Independent media fact checkers have called the Chamber's conclusions "false." The Washington Post awarded "four Pinocchios" to Speaker of the House John Boehner and other Republican officials who cited the study. The Chamber of Commerce acknowledges the study analyzed sources that did not address the EPA's actual proposed rule. So why do the Chamber and their allies - Karl Rove's Crossroads GPS and the Koch Brother's Americans for Prosperity - continue to cite the study as a means to attack the actual proposed EPA plan?
This is the question that prompted us at the League of Conservation Voters to release a TV ad that reveals the Chamber's desperation; the Chamber's study is highly misleading, and in order to have an honest discussion about the EPA's proposed plan, the public and those involved in the conversation ought to know the truth. The Chamber, on the other hand, insists on obscuring the truth, reiterating that they will "continue to oppose efforts that harm American families and businesses."
In response to the ad, the Chamber whined that their report was taken out of context and that we used "over-the-top rhetoric." But the simple truth is that there is no context where the Chamber's false study can be fairly cited, and some of the strongest rhetoric in the ad came directly from independent fact-checkers like Politifact.
The Chamber of Commerce is an organization whose donors and board members hail, in great number, from fossil fuel companies that profit from the status quo where there are no national limits on carbon pollution. It is their bottom line, and not American families, that is their top priority. Their history is rife with opposition to public health and safety standards.
In 2011, the Chamber falsely attacked mercury and air toxic standards for power plants, predicting blackouts that never occurred. In 2010, the Chamber sought to repeal the "Endangerment Finding," a scientific assessment that requires the EPA to set pollution limits on climate pollution from cars and light duty trucks. In 1997, the Chamber tried to undermine the science behind the air quality public health standards for smog. And in 1990, the Chamber attacked the costs of the Clean Air Act Amendments, costs which have been dwarfed by the benefits by a ratio of more than 30:1.
The Chamber has also historically distorted climate science, It made the dubious assertion that climate change would "on balance, be beneficial to humans" - a claim clearly discredited by numerous scientific studies, including the National Climate Assessment. The Chamber is a "merchant of doubt," trying to sow doubt about climate science among the public, government officials, and the media. In fact 97% of peer reviewed scientific climate studies agree humans played a major role in climate change.

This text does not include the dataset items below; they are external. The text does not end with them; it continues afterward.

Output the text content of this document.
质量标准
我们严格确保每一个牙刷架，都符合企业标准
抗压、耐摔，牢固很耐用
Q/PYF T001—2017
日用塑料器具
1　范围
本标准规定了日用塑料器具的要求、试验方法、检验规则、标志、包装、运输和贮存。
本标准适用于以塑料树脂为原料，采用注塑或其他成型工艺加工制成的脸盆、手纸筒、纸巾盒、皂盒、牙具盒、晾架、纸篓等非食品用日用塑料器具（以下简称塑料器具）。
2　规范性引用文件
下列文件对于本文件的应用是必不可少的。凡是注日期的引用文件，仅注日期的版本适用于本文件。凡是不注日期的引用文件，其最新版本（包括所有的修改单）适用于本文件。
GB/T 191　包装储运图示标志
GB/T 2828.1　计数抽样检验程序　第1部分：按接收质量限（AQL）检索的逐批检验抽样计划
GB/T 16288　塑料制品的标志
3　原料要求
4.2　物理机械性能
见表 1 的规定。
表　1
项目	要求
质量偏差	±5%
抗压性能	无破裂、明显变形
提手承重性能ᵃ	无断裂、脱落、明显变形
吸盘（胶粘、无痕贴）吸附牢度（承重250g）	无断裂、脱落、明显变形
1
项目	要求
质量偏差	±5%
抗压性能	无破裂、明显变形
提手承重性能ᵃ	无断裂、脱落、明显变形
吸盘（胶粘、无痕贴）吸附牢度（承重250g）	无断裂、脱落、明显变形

A Chamber official even proposed a "Scopes monkey trial" on climate change science, ignoring the overwhelming evidence that climate change is real and climate change is happening.
In the end, the Chamber's past actions and extreme views cost them high profile members - PG&E, Exelon and PMN Resources, Apple, and Levi Strauss resigned from the chamber in 2009 due to its opposition to reductions in climate pollution.
Clearly, putting the profits of fossil fuel companies ahead of the health and safety of Americans' air, water, and land is simply business as usual for the Chamber.